1) Angela ist seit längerer Zeit erkrankt und in den Bezug von Krankengeld gefallen. Sie weiß, dass sie innerhalb von einer Woche der Krankenkasse die jeweils aktuelle Arbeitsunfähigkeitsbescheinigung zukommen lassen muss, um weiterhin Krankengeld beziehen zu können. Den meisten Krankenkassen reicht es, wenn ihnen eine Kopie der Arbeitsunfähigkeitsbescheinigung per E-Mail zugeht.
Plötzlich zahlt die Krankenkasse kein Krankengeld mehr an Angela aus. Zur Begründung teilt ihr die Krankenkasse mit, dass sie ab dem 15.01.2021 keine Arbeitsunfähigkeitsbescheinigungen mehr von Angela erhalten habe.
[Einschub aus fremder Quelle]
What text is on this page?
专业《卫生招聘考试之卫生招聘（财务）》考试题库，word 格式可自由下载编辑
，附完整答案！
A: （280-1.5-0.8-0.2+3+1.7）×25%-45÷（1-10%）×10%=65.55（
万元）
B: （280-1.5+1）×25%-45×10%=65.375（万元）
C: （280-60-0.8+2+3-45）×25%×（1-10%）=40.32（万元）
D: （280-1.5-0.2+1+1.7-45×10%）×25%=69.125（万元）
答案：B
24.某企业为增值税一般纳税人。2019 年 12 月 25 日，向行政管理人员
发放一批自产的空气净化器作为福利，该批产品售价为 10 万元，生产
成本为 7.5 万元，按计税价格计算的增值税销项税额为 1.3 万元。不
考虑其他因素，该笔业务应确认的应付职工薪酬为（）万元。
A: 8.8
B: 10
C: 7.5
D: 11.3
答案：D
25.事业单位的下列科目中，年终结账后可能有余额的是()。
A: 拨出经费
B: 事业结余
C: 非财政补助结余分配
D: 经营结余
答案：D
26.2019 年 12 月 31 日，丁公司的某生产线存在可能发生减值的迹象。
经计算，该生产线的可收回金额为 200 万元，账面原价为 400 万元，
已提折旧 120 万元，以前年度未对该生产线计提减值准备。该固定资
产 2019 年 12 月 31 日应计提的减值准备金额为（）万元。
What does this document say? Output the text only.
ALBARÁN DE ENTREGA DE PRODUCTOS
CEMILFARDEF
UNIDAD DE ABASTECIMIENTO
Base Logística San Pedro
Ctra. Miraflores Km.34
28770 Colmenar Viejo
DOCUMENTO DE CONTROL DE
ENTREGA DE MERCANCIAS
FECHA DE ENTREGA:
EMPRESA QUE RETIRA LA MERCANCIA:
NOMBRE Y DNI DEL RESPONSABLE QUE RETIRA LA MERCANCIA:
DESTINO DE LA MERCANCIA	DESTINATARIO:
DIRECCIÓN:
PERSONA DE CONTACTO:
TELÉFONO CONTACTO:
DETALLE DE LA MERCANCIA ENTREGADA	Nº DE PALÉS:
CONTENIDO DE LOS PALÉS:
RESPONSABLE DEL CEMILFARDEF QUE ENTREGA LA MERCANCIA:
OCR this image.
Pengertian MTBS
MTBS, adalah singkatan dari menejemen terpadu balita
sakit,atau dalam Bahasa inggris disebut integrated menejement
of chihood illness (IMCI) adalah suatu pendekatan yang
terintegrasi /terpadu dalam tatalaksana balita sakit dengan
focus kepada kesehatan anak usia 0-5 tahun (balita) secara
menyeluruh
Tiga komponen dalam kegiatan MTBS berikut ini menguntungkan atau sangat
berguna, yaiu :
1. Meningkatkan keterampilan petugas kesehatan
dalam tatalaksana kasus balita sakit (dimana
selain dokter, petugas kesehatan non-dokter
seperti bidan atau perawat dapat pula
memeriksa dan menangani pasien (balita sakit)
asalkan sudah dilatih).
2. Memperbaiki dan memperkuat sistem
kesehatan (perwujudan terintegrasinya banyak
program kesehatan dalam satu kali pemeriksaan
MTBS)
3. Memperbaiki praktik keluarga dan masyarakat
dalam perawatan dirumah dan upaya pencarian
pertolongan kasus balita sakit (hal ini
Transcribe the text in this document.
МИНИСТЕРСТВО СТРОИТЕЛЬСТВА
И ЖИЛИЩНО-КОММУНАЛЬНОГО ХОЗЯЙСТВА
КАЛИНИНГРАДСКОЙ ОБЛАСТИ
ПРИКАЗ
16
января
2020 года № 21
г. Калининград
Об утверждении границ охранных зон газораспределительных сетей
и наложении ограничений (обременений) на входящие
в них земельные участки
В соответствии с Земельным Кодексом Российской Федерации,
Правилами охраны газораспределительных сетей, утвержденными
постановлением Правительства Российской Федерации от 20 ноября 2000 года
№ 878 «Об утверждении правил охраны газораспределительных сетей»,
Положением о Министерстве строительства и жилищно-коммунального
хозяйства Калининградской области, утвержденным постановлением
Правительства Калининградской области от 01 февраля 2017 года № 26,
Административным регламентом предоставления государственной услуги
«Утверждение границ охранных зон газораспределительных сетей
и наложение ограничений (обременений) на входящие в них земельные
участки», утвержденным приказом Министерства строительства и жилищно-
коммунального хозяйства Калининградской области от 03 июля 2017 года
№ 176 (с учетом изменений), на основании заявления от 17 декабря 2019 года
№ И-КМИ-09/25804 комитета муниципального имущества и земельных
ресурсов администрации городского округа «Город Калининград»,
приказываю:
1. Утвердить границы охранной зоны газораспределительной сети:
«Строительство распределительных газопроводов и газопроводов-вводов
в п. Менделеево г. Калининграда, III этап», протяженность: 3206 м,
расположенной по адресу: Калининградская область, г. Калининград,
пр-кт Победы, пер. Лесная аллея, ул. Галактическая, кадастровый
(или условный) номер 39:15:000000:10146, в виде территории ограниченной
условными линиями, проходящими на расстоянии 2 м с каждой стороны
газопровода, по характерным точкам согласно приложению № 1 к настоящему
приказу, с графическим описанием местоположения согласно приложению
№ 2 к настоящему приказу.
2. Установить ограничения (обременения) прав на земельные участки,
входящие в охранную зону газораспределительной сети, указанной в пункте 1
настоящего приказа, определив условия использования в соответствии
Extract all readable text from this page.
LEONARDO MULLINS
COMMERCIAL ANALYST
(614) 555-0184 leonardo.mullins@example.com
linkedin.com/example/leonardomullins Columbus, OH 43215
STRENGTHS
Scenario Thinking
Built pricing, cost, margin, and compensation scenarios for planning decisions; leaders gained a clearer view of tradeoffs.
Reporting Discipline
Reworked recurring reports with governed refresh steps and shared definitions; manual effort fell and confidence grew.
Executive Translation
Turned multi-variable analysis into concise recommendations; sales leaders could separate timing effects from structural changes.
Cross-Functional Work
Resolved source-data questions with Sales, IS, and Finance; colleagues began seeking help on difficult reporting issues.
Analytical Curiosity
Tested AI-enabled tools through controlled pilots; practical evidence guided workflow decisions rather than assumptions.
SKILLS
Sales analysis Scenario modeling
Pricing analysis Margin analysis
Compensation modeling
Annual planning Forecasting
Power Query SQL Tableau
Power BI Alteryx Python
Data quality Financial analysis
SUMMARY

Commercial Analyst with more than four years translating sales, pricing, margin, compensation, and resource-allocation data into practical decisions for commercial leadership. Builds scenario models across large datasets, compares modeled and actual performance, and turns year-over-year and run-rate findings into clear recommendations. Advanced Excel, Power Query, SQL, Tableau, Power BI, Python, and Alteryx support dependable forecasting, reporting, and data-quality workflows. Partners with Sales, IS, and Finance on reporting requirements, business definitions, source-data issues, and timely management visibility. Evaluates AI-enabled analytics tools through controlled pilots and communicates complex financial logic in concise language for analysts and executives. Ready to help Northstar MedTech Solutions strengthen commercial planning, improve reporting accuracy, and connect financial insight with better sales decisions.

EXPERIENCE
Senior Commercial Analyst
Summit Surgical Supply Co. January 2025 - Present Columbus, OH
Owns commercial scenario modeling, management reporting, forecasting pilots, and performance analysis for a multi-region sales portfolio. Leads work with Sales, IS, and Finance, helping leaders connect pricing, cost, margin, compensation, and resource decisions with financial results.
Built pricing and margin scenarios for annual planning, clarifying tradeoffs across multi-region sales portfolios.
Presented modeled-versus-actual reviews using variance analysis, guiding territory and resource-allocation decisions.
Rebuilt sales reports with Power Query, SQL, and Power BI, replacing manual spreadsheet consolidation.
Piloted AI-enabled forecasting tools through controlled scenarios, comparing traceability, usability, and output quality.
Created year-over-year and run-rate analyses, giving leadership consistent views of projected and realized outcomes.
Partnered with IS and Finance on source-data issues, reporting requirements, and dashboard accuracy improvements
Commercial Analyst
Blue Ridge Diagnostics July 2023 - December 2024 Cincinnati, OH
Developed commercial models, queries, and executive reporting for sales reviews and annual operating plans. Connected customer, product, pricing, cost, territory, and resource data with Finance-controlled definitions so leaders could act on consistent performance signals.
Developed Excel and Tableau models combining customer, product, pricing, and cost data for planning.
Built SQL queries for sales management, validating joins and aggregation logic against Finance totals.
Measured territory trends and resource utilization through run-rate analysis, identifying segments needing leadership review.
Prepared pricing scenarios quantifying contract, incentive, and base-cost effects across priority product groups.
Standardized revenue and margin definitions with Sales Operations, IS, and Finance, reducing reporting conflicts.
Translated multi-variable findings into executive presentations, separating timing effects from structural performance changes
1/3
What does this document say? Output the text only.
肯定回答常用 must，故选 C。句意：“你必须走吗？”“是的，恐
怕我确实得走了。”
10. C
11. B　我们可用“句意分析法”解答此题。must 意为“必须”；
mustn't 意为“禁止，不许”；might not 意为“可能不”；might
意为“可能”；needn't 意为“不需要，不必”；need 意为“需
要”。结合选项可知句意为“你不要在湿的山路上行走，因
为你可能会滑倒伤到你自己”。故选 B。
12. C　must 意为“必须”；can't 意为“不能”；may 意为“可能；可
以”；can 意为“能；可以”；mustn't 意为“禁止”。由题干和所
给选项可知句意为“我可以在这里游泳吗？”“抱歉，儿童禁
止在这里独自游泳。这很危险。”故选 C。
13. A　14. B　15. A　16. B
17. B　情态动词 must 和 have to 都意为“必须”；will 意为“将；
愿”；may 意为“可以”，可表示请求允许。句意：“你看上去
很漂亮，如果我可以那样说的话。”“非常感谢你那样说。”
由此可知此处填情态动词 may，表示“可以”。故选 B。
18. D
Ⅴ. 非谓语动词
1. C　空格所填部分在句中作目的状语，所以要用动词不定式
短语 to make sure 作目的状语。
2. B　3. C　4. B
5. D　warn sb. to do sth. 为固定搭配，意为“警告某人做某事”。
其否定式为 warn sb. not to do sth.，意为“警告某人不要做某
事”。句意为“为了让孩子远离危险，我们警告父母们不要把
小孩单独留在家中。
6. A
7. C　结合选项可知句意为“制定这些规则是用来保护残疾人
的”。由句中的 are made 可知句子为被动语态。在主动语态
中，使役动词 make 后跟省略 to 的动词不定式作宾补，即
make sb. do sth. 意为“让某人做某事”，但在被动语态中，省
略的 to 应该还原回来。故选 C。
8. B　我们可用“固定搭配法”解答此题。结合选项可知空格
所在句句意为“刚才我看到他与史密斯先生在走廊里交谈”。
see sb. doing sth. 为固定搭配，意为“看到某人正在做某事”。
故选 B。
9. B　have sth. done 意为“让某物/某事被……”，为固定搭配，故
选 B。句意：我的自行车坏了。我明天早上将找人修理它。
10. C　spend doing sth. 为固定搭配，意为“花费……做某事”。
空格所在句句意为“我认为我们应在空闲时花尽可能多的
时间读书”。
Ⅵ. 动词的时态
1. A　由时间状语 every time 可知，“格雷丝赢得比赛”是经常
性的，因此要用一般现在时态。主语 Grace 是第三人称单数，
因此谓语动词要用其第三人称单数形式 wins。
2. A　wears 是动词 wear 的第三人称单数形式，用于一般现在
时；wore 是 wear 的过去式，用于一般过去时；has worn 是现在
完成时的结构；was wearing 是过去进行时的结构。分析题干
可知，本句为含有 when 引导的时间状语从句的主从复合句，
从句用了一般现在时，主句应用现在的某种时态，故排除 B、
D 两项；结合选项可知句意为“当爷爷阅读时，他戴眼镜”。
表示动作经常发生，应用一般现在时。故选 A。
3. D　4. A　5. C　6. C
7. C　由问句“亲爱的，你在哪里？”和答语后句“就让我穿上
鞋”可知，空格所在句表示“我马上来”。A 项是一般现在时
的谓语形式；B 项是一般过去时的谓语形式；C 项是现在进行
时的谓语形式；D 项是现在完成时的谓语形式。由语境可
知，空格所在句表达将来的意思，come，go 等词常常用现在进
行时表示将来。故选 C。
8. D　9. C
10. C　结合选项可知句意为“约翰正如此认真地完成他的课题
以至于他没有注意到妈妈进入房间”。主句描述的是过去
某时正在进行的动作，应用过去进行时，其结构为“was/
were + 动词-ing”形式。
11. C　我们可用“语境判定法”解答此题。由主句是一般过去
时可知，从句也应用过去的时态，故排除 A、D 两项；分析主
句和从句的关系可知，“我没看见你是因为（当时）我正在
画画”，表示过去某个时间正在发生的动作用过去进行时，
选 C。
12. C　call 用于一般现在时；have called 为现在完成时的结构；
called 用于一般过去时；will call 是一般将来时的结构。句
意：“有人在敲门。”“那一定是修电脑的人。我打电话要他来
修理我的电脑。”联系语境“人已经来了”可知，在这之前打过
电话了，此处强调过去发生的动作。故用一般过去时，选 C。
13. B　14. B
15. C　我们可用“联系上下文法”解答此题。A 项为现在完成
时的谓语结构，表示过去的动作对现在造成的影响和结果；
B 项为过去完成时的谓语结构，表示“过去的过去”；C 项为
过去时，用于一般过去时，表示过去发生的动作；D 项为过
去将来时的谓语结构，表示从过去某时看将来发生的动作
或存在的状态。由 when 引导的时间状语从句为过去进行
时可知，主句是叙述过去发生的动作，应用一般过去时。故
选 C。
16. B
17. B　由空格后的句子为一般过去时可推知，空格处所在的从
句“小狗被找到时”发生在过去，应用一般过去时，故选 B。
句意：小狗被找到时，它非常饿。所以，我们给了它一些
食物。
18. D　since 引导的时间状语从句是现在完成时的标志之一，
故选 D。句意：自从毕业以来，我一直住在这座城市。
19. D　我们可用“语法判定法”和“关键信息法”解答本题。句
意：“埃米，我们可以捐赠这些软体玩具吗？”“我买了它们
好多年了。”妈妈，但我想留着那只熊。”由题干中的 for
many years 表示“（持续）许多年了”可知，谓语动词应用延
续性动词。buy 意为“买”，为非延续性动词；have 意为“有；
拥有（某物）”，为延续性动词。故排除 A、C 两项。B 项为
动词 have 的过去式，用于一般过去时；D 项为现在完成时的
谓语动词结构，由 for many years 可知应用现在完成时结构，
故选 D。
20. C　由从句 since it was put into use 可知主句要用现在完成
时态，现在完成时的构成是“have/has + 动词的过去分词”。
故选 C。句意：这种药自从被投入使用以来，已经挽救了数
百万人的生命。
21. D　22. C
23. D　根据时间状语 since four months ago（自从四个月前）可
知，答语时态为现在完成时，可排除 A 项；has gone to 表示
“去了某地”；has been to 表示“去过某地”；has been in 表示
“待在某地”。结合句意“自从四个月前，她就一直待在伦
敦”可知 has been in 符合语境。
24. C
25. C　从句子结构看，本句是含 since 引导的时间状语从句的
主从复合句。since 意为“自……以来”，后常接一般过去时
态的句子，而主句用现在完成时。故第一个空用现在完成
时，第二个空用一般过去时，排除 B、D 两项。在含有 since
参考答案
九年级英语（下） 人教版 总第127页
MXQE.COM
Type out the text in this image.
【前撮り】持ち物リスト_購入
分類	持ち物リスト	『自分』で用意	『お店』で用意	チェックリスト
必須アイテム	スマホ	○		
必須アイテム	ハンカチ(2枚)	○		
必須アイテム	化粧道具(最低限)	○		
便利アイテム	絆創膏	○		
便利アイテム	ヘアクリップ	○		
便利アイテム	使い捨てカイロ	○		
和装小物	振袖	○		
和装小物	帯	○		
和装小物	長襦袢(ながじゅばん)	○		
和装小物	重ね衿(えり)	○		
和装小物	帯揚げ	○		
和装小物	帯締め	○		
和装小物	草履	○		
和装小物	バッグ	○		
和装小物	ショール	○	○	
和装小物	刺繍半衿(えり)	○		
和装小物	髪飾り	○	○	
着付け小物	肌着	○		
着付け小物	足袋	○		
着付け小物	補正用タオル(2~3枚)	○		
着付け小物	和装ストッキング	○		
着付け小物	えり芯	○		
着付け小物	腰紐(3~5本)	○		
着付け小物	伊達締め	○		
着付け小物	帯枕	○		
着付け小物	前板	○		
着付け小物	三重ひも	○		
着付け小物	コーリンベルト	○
Angela kann „nachweisen“, dass Sie die E-Mail mit einem entsprechenden Anhang ordnungsgemäß auf den Weg gebracht und keine Mitteilung erhalten hat, dass diese E-Mail nicht zugestellt werden konnte.
Würden dies aus Ihrer Sicht ausreichen, damit Angela weiterhin Krankengeld bekommt?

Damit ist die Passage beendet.